Graduate admissions

Hello all ,
When applying as a graduate student to MIT CS major.
Will the school name , I finish my B.S from, matter to the admission ?
If no , What are the other factors ?

Thank you ,

Yes; otherwise how would you distinguish a 3.8 from Stanford vs. a 3.8 at the easiest state college?

Other factors include undergrad GPA, course rigor, letters of recommendation, research experience, etc.

Yes absolutely it matters.

Actually, for admissions in to MIT CS, in addition to the quality of your recommendations, they will consider the quality of your publications.
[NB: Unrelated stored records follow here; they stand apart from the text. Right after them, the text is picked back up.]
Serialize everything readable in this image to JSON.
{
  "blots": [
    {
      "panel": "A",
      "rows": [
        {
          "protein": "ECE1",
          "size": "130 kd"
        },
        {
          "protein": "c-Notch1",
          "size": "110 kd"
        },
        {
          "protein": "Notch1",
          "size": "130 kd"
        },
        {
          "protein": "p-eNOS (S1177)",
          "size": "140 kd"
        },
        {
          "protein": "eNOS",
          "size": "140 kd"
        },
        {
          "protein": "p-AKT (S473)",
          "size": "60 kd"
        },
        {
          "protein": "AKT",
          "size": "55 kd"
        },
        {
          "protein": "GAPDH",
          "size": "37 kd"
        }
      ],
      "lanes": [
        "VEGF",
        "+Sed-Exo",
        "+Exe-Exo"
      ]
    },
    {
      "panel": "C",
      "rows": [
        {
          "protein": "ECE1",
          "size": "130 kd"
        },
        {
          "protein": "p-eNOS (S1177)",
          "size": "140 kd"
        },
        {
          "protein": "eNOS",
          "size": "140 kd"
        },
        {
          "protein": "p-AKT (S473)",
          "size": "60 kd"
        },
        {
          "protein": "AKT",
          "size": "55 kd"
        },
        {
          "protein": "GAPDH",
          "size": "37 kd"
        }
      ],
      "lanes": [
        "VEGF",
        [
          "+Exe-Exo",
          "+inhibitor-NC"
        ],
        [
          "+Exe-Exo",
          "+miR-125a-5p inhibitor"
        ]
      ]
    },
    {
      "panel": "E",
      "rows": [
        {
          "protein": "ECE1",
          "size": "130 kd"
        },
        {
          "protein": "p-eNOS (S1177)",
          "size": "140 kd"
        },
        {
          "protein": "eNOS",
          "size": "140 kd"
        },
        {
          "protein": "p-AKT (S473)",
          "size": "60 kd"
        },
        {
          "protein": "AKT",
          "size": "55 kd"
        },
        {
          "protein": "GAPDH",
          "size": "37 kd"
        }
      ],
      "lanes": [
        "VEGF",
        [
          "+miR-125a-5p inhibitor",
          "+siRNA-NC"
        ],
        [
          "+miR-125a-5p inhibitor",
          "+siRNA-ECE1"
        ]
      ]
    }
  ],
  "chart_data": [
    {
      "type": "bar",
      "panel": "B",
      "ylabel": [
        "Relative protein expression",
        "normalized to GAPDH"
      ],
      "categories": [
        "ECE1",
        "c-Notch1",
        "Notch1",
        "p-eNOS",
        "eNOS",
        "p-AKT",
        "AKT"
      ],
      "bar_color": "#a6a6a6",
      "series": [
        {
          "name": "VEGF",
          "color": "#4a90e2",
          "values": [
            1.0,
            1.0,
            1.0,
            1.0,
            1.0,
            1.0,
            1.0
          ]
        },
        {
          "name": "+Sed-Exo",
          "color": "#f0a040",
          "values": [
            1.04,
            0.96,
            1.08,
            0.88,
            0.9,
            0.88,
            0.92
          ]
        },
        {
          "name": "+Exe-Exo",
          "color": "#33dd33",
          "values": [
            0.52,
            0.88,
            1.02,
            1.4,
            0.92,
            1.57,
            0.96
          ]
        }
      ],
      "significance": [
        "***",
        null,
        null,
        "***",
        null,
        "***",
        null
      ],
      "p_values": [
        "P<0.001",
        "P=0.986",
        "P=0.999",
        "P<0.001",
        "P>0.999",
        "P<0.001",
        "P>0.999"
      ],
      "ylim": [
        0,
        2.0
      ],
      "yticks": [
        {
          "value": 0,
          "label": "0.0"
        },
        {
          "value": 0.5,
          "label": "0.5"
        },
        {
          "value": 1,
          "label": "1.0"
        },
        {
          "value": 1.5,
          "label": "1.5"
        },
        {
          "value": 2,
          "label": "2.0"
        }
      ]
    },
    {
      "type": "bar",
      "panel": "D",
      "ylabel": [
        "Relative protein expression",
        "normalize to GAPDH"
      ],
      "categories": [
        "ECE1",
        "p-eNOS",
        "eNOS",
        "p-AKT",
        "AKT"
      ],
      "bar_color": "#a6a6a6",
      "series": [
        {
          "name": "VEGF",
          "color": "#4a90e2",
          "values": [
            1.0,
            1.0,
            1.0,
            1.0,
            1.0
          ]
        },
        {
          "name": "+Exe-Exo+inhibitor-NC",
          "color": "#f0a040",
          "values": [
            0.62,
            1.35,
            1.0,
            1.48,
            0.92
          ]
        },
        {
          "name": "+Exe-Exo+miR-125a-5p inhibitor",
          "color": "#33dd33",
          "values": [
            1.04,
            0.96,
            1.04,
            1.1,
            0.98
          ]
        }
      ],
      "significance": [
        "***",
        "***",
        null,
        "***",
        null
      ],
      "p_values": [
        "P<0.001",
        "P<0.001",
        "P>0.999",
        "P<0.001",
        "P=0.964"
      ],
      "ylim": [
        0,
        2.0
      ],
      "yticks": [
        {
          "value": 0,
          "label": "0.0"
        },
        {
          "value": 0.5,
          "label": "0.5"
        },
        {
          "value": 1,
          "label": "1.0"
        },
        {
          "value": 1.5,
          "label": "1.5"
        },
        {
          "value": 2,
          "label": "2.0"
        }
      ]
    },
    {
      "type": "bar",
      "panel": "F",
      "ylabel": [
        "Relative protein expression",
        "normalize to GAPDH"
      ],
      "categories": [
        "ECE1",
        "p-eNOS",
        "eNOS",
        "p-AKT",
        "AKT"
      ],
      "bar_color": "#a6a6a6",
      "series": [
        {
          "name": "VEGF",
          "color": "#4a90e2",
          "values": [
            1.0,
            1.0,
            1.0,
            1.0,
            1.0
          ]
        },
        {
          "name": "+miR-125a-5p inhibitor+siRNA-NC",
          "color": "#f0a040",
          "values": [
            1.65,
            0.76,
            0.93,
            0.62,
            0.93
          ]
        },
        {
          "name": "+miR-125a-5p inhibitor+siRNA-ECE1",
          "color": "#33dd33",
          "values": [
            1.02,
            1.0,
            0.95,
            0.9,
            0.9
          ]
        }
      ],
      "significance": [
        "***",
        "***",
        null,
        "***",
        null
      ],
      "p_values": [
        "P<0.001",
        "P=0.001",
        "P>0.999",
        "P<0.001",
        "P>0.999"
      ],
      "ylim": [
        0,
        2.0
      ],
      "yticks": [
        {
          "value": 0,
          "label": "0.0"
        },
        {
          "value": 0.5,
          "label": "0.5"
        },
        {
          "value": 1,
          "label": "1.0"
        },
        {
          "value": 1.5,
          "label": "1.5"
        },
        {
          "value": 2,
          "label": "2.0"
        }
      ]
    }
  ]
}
Actually, a number of grad school admissions folks note that the school matters much less than you think, particularly in CS. What schools are looking for is talented people who know how to do research. Getting a 4.0 from an Ivy league school with no research experience to speak of, is much less important than getting a 3.0 from Nowhere State, but with a couple of published papers, and letters of recommendation from those faculty who can speak directly to you as a researcher rather than as a classroom student. There are heaps of descriptions of the process on line. I can recommend http://www.cs.cmu.edu/~harchol/gradschooltalk.pdf or http://research.microsoft.com/en-us/um/people/thies/howto-grad-school.pdf

Matt Might (http://matt.might.net/articles/how-to-apply-and-get-in-to-graduate-school-in-science-mathematics-engineering-or-computer-science/), who admittedly does not admit at a top 10 school, goes as far as to claim that he does not look at GPA nor at which school was attended, unless it speaks to research opportunities. He claims that they do not correlate well with research talent.